Ingram and his team are also researching the top 25 schools where MSCS students are pursuing undergraduate degrees in math and science as yet another way to create a talent pipeline. “We want to bring them back to the district,” he explains, offering them a no-cost career pathway to a master’s degree and in return, gaining a commitment to remain in the district for three years. In this way, Ingram is simultaneously impacting recruitment, retention, and teacher quality.
Weekly onboarding + retention
In January 2022, Ingram and his team launched a three-day New Teacher Academy to better prepare new hires for the role. The three-days are then followed by two days of school onboarding. The academy runs every week to provide consistent and more equitable access to professional learning. Previously, district onboarding happened only one time in the summer. But, as Ingram notes, that model no longer works as more teachers are entering the field from non-traditional paths and more teachers are exiting the field throughout the school year.

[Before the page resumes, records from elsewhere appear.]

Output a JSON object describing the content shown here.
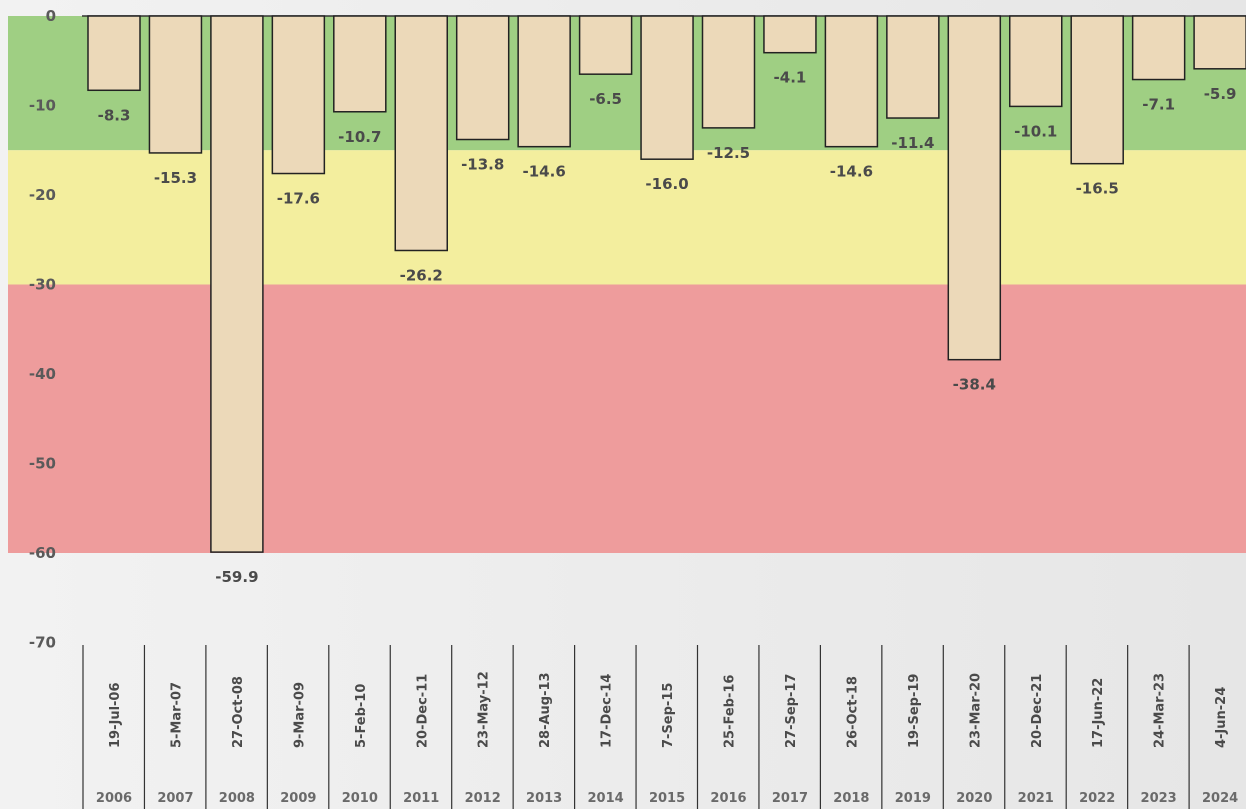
{
  "chart_data": {
    "type": "bar",
    "title": "",
    "xlabel": "",
    "ylabel": "",
    "ylim": [
      -70,
      0
    ],
    "yticks": [
      "0",
      "-10",
      "-20",
      "-30",
      "-40",
      "-50",
      "-60",
      "-70"
    ],
    "bands": [
      {
        "from": 0,
        "to": -15,
        "color": "#9fcf83"
      },
      {
        "from": -15,
        "to": -30,
        "color": "#f3ee9e"
      },
      {
        "from": -30,
        "to": -60,
        "color": "#ee9c9c"
      }
    ],
    "colors": {
      "bar_fill": "#ecd9b9",
      "bar_stroke": "#222222"
    },
    "categories": [
      "19-Jul-06",
      "5-Mar-07",
      "27-Oct-08",
      "9-Mar-09",
      "5-Feb-10",
      "20-Dec-11",
      "23-May-12",
      "28-Aug-13",
      "17-Dec-14",
      "7-Sep-15",
      "25-Feb-16",
      "27-Sep-17",
      "26-Oct-18",
      "19-Sep-19",
      "23-Mar-20",
      "20-Dec-21",
      "17-Jun-22",
      "24-Mar-23",
      "4-Jun-24"
    ],
    "years": [
      "2006",
      "2007",
      "2008",
      "2009",
      "2010",
      "2011",
      "2012",
      "2013",
      "2014",
      "2015",
      "2016",
      "2017",
      "2018",
      "2019",
      "2020",
      "2021",
      "2022",
      "2023",
      "2024"
    ],
    "values": [
      -8.3,
      -15.3,
      -59.9,
      -17.6,
      -10.7,
      -26.2,
      -13.8,
      -14.6,
      -6.5,
      -16.0,
      -12.5,
      -4.1,
      -14.6,
      -11.4,
      -38.4,
      -10.1,
      -16.5,
      -7.1,
      -5.9
    ],
    "value_labels": [
      "-8.3",
      "-15.3",
      "-59.9",
      "-17.6",
      "-10.7",
      "-26.2",
      "-13.8",
      "-14.6",
      "-6.5",
      "-16.0",
      "-12.5",
      "-4.1",
      "-14.6",
      "-11.4",
      "-38.4",
      "-10.1",
      "-16.5",
      "-7.1",
      "-5.9"
    ]
  }
}
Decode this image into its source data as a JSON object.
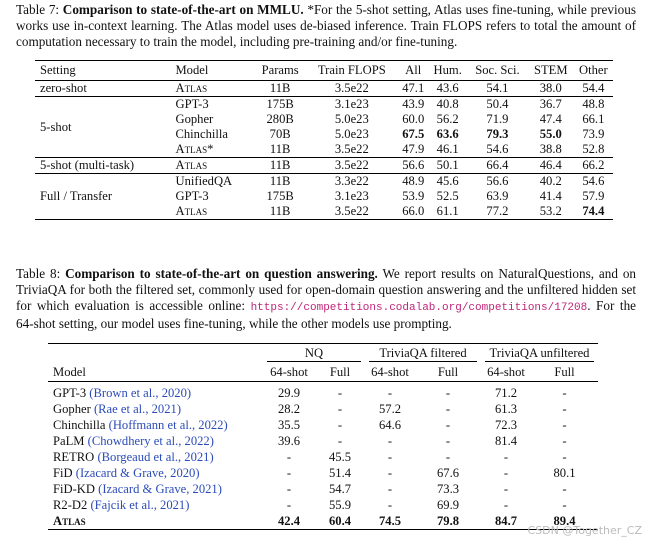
{
  "table7": {
    "label": "Table 7:",
    "title": "Comparison to state-of-the-art on MMLU.",
    "text": "*For the 5-shot setting, Atlas uses fine-tuning, while previous works use in-context learning. The Atlas model uses de-biased inference. Train FLOPS refers to total the amount of computation necessary to train the model, including pre-training and/or fine-tuning.",
    "headers": [
      "Setting",
      "Model",
      "Params",
      "Train FLOPS",
      "All",
      "Hum.",
      "Soc. Sci.",
      "STEM",
      "Other"
    ],
    "groups": [
      {
        "setting": "zero-shot",
        "rows": [
          [
            "Atlas",
            "11B",
            "3.5e22",
            "47.1",
            "43.6",
            "54.1",
            "38.0",
            "54.4"
          ]
        ]
      },
      {
        "setting": "5-shot",
        "rows": [
          [
            "GPT-3",
            "175B",
            "3.1e23",
            "43.9",
            "40.8",
            "50.4",
            "36.7",
            "48.8"
          ],
          [
            "Gopher",
            "280B",
            "5.0e23",
            "60.0",
            "56.2",
            "71.9",
            "47.4",
            "66.1"
          ],
          [
            "Chinchilla",
            "70B",
            "5.0e23",
            "67.5",
            "63.6",
            "79.3",
            "55.0",
            "73.9"
          ],
          [
            "Atlas*",
            "11B",
            "3.5e22",
            "47.9",
            "46.1",
            "54.6",
            "38.8",
            "52.8"
          ]
        ]
      },
      {
        "setting": "5-shot (multi-task)",
        "rows": [
          [
            "Atlas",
            "11B",
            "3.5e22",
            "56.6",
            "50.1",
            "66.4",
            "46.4",
            "66.2"
          ]
        ]
      },
      {
        "setting": "Full / Transfer",
        "rows": [
          [
            "UnifiedQA",
            "11B",
            "3.3e22",
            "48.9",
            "45.6",
            "56.6",
            "40.2",
            "54.6"
          ],
          [
            "GPT-3",
            "175B",
            "3.1e23",
            "53.9",
            "52.5",
            "63.9",
            "41.4",
            "57.9"
          ],
          [
            "Atlas",
            "11B",
            "3.5e22",
            "66.0",
            "61.1",
            "77.2",
            "53.2",
            "74.4"
          ]
        ]
      }
    ]
  },
  "table8": {
    "label": "Table 8:",
    "title": "Comparison to state-of-the-art on question answering.",
    "text": "We report results on NaturalQuestions, and on TriviaQA for both the filtered set, commonly used for open-domain question answering and the unfiltered hidden set for which evaluation is accessible online:",
    "url": "https://competitions.codalab.org/competitions/17208",
    "text_end": ". For the 64-shot setting, our model uses fine-tuning, while the other models use prompting.",
    "group_headers": [
      "NQ",
      "TriviaQA filtered",
      "TriviaQA unfiltered"
    ],
    "headers": [
      "Model",
      "64-shot",
      "Full",
      "64-shot",
      "Full",
      "64-shot",
      "Full"
    ],
    "rows": [
      {
        "model": "GPT-3",
        "cite": "(Brown et al., 2020)",
        "values": [
          "29.9",
          "-",
          "-",
          "-",
          "71.2",
          "-"
        ]
      },
      {
        "model": "Gopher",
        "cite": "(Rae et al., 2021)",
        "values": [
          "28.2",
          "-",
          "57.2",
          "-",
          "61.3",
          "-"
        ]
      },
      {
        "model": "Chinchilla",
        "cite": "(Hoffmann et al., 2022)",
        "values": [
          "35.5",
          "-",
          "64.6",
          "-",
          "72.3",
          "-"
        ]
      },
      {
        "model": "PaLM",
        "cite": "(Chowdhery et al., 2022)",
        "values": [
          "39.6",
          "-",
          "-",
          "-",
          "81.4",
          "-"
        ]
      },
      {
        "model": "RETRO",
        "cite": "(Borgeaud et al., 2021)",
        "values": [
          "-",
          "45.5",
          "-",
          "-",
          "-",
          "-"
        ]
      },
      {
        "model": "FiD",
        "cite": "(Izacard & Grave, 2020)",
        "values": [
          "-",
          "51.4",
          "-",
          "67.6",
          "-",
          "80.1"
        ]
      },
      {
        "model": "FiD-KD",
        "cite": "(Izacard & Grave, 2021)",
        "values": [
          "-",
          "54.7",
          "-",
          "73.3",
          "-",
          "-"
        ]
      },
      {
        "model": "R2-D2",
        "cite": "(Fajcik et al., 2021)",
        "values": [
          "-",
          "55.9",
          "-",
          "69.9",
          "-",
          "-"
        ]
      },
      {
        "model": "Atlas",
        "values": [
          "42.4",
          "60.4",
          "74.5",
          "79.8",
          "84.7",
          "89.4"
        ]
      }
    ]
  },
  "watermark": "CSDN @Together_CZ"
}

Of the 300+ teachers who participated in the New Teacher Academy between January and April 2022, Ingram proudly notes that 95 percent of them returned to the district this school year.
Led by former practitioners, the New Teacher Academy provides an intensive induction into curriculum, instruction, classroom management, trauma-informed restorative practices, and much more. On the third day, new hires observe and debrief model lessons taught by current MSCS teachers. They also tour model classrooms and, via QR codes in those spaces, they can access the resources they need to replicate the same in their own classrooms.

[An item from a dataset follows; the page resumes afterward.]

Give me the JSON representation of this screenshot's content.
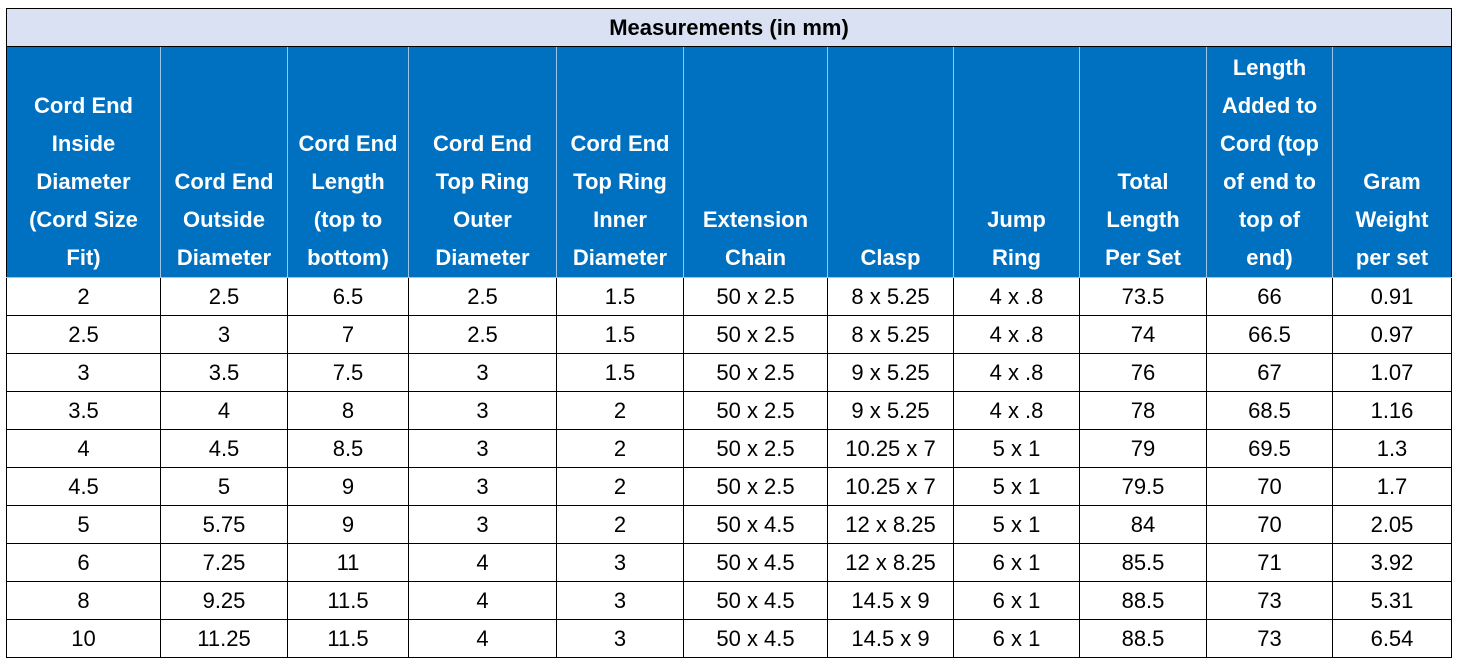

Of the 300+ teachers who participated in the New Teacher Academy between January and April 2022, Ingram proudly notes that 95 percent of them returned to the district this school year. “Principals,” he adds, “are also very appreciative.”

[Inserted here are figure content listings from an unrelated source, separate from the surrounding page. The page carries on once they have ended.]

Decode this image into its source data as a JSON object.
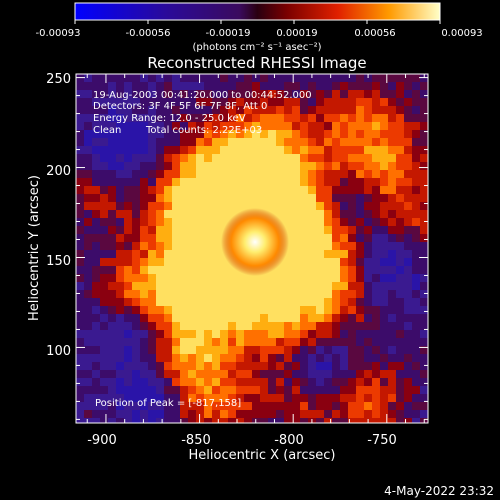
{
  "colorbar": {
    "ticks": [
      "-0.00093",
      "-0.00056",
      "-0.00019",
      "0.00019",
      "0.00056",
      "0.00093"
    ],
    "unit_label": "(photons cm⁻² s⁻¹ asec⁻²)",
    "range": [
      -0.00093,
      0.00093
    ]
  },
  "title": "Reconstructed RHESSI Image",
  "info": {
    "line1": "19-Aug-2003 00:41:20.000 to 00:44:52.000",
    "line2": "Detectors: 3F 4F 5F 6F 7F 8F, Att 0",
    "line3": "Energy Range: 12.0 - 25.0 keV",
    "line4a": "Clean",
    "line4b": "Total counts: 2.22E+03"
  },
  "peak_label": "Position of Peak = [-817,158]",
  "x_axis": {
    "label": "Heliocentric X (arcsec)",
    "ticks": [
      "-900",
      "-850",
      "-800",
      "-750"
    ],
    "tick_values": [
      -900,
      -850,
      -800,
      -750
    ],
    "range": [
      -916,
      -728
    ]
  },
  "y_axis": {
    "label": "Heliocentric Y (arcsec)",
    "ticks": [
      "100",
      "150",
      "200",
      "250"
    ],
    "tick_values": [
      100,
      150,
      200,
      250
    ],
    "range": [
      58,
      252
    ]
  },
  "timestamp": "4-May-2022 23:32",
  "colors": {
    "low": "#0000ff",
    "mid_dark": "#3a0a6e",
    "high": "#ffff60",
    "peak": "#ffffff"
  }
}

Like many education leaders, Ingram loved being a teacher. He never imagined becoming a principal. Then his principal “tapped him on the shoulder” for an open assistant principal role. He didn’t pursue it at the time, but more people started naming the leadership potential they saw in him, including New Leaders alum and current assistant superintendent Rodney Rowan. “Rodney told me that I needed to be doing more. New Leaders changed my whole trajectory.”
It was during his principal residency that Ingram’s leadership really shifted. His mentor principal, another New Leaders alum and current MSCS executive director Myke Collins, “gave me the freedom to be myself, to make mistakes, to develop and get better.” From his seat now, Ingram views the challenges through the system-level lens he gained from New Leaders. “If everyone is not running in the same direction, we’re not going to get where we need to be. And we’re certainly not going to get there as quickly as we need to.”
Ingram’s advice to leaders right now
“Never forget you are leading humans. When you’re talking about student achievement, you’re not talking about a data point. You are talking about a child. When you’re talking about retention in a district or school, you’re not talking about a graph. You are talking about people who have chosen to not do this work for a number of reasons.
Right now, we have to really understand what people are saying. We need to listen—not to make a poignant response—but to understand. Leadership matters. It impacts people.”